Após as denúncias, uma investigação foi iniciada em 2015 pela Santa Sé. Desde então, o religioso foi proibido de ordenar padres e diáconos em sua arquidiocese.

De acordo com a agência de notícias France-Presse, ele também estaria mantendo um suposto relacionamento sexual com um rapaz de 18 anos, que teria transtornos mentais. Contudo, ele tem negado todas as acusações.

Apesar de não explicitar os casos, na carta aberta, Pagotto admitiu ter abrigado padres e seminaristas em sua arquidiocese. “Acolhi padres e seminaristas, no intuito de lhes oferecer novas chances de vida. Entre outros, alguns egressos, posteriormente suspeitos de cometer graves defecções, contrárias à idoneidade exigida no sagrado ministério”, explicou.
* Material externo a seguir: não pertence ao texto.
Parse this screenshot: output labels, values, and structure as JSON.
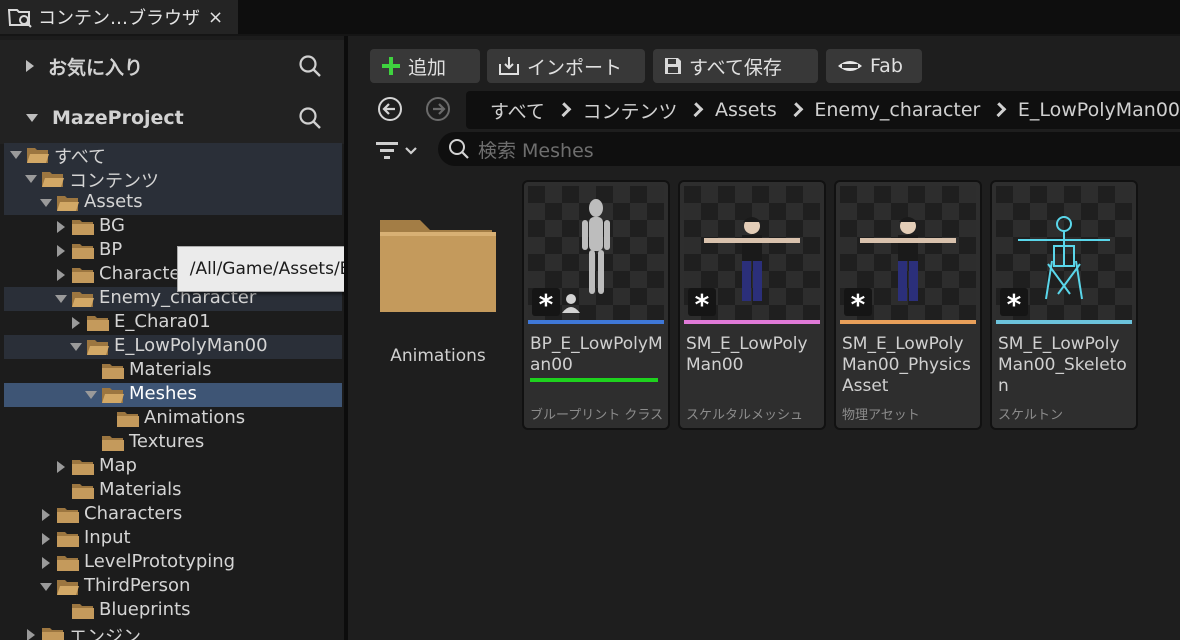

O papa Francisco aceitou no mesmo dia o pedido e emitiu uma nota citando o Código de Direito Canônico como motivação do afastamento, o que sugere que o religioso vem sendo há muito tempo pressionado: “o bispo diocesano que por doença ou por outra causa grave se tiver tornado menos capacitado para cumprir seu ofício é vivamente solicitado a apresentar a renúncia do ofício”, detalha a nota.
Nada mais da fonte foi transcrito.